Morning came with the beeping of my alarm clock. Still tired as hell and wishing that Saturday wasn’t so far away, I groped around my bedside table until I finally found the damned thing, clicking it off and sitting up. With a yawn I stretched, opening my eyes and checking the time.
“Oh crap!” I cursed to myself, feeling a jolt of reality when I gave the clock a double take.
This was bad, this was really bad. With only twenty minutes until my bus came, I did not even have a fraction of enough time to get ready. What was wrong with my alarm clock? How could it wake me up so late? How could it do this to me, after I spent all these years putting up with it’s stupid self?
I knew that thing was out to get me, I just knew it.
Tearing the covers away I jumped out of bed, thinking of the fastest way I could get ready. Maybe if I just pulled my hair up in a decent bun and half-assed my make-up I’d at least look a little bit presentable for the day.
Oh God, what if Jason saw me?
Jason being the boy I’d hopelessly been crushing on from afar since the beginning of the term. The boy with that auburn hair that looked way too smooth and the cutest damn freckles I’d ever seen- not to mention his body could’ve been airbrushed. Not a doubt in my mind that Jason was incredibly hot and smart too being in my AP English class. It was like a dream come true.

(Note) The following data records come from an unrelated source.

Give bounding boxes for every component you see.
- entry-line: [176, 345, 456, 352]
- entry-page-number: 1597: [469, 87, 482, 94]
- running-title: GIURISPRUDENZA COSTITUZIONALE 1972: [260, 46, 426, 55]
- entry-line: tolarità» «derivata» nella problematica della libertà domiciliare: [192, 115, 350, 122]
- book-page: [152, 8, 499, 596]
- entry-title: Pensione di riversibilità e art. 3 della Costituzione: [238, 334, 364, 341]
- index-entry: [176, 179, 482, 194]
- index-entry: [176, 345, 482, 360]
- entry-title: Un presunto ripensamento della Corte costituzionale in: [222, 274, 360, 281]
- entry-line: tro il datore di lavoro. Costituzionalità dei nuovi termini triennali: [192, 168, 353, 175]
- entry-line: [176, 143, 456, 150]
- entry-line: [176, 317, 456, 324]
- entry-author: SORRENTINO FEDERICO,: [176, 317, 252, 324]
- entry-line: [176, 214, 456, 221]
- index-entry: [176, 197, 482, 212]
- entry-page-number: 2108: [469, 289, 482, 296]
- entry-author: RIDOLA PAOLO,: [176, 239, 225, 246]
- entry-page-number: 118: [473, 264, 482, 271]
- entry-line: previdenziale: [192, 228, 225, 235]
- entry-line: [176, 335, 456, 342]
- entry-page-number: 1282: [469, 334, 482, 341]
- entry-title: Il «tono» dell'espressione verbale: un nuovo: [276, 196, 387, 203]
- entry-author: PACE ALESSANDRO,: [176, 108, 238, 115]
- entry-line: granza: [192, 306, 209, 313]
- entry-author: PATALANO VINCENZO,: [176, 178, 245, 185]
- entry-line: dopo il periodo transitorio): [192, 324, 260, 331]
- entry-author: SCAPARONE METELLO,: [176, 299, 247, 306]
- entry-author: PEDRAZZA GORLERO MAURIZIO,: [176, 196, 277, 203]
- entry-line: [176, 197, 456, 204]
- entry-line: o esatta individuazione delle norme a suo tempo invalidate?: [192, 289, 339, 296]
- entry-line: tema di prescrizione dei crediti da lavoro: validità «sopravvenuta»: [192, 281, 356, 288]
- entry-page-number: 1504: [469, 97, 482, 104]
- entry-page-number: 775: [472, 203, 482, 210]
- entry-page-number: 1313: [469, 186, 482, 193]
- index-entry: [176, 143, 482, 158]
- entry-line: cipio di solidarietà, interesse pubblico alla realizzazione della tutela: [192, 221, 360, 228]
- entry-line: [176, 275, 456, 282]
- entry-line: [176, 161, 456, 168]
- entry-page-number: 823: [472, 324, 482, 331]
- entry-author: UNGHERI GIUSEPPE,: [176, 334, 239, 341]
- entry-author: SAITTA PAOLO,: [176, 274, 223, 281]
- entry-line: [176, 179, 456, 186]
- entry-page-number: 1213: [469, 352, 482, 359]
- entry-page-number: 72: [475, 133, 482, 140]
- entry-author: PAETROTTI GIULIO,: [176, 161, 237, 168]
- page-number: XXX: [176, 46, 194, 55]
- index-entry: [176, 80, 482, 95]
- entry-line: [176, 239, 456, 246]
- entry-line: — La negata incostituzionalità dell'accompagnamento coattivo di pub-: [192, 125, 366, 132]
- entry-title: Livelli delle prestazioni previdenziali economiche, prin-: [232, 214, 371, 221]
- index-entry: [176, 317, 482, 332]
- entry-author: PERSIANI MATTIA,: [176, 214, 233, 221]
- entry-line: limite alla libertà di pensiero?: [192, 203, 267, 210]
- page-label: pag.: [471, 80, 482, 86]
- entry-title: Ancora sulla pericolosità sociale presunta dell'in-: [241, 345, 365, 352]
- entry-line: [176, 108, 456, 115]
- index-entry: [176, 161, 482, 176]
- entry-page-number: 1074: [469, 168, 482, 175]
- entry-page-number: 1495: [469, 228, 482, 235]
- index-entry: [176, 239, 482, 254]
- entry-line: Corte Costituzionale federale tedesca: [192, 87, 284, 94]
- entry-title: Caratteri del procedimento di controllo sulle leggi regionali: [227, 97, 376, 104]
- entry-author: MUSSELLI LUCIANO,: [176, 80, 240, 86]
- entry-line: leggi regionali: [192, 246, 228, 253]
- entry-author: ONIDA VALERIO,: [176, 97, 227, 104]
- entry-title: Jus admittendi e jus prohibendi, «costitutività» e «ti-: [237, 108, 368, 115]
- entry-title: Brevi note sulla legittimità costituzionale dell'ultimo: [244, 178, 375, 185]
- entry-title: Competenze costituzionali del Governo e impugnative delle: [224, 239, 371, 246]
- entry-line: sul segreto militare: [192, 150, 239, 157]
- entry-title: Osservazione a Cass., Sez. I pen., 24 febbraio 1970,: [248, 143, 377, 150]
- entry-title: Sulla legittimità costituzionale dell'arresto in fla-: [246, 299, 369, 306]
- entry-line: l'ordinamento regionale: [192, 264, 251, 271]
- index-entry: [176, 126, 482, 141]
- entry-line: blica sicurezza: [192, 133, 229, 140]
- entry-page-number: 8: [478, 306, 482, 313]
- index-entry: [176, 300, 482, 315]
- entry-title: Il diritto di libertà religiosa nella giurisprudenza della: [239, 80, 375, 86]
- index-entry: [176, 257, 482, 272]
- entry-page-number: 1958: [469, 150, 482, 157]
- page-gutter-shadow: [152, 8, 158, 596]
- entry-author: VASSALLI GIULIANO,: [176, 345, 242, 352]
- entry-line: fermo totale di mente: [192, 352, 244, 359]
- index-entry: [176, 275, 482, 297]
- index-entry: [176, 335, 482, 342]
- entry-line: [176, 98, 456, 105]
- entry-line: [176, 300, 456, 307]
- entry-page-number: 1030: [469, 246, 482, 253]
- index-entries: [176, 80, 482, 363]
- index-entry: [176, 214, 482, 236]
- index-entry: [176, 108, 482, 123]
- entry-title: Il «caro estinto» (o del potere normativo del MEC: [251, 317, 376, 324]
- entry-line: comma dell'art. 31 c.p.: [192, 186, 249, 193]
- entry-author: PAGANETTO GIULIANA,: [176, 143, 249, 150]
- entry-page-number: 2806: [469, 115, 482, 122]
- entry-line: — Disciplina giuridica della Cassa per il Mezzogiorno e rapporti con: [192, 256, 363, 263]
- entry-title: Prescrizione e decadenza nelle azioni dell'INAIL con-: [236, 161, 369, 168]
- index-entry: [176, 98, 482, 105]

Just because I was incredibly focused on my studies didn’t mean I could miss a hot boy when they popped up in front of me, and I’d been on a six month plan of getting him to fall in love with me ever since he did. In month two, I was trying to have a conversation that lasted longer than two sentences.
Which was actually a lot harder than I first thought it would be, considering the fact that whenever he said anything to me I was reduced into a babbling, blushing idiot that couldn’t even form the word “hi” properly. But other than that, I was golden and on the road to a blissful relationship.
But I didn’t even want him to look at me without getting ready first; looking like a cross between Godzilla and an original 1980’s werewolf, I hardly had a chance in the first place! Stupid damn alarm clock, out to ruin my morning and any possible relationship with Jason.
Rushing to the bathroom with half-lidded eyes, still way too tired to even function properly, I reached it after a couple of stumbles and hitting my knee off the dresser. Dropping down to my knees, I opened the cupboard to find… not my cupboard.
Confused, I kept sifting through the junk underneath, finding nothing that I owned. Where was my straigtener, or curler, or anything? Things were getting weird, and with my lack of time I hardly had the patience for any of this. I swore, if my mom tried to play some sort of joke on me, heads were going to roll.
Straightening back up, irritation bubbling up inside, I finally met my eyes in the mirror to find not my eyes at all. Not my face at all, not my body at all. I leaned forward, getting a better look, only to find my sentiments weren’t wrong.
Brown eyes that had golden flecks inside, short chestnut hair that was going all over the place, more than enough fly away pieces, and that big nose that resembled a beak I always loved to point out. But whenever I did, it was never on my face. That wasn’t me in the mirror- that was Chance! Horror struck inside of me.
Why was I looking into Chance’s face?
At lightening speed my hands slapped my cheeks, pushing up and pulling down to make sure that this was my skin attached to my face. I watched with wide eyes in the mirror as Chance across from my mimicked my every action. This wasn’t good, this was a really sick dream, this was not real. My stomach dropped and my heart lodged itself in my throat. This was not good at all.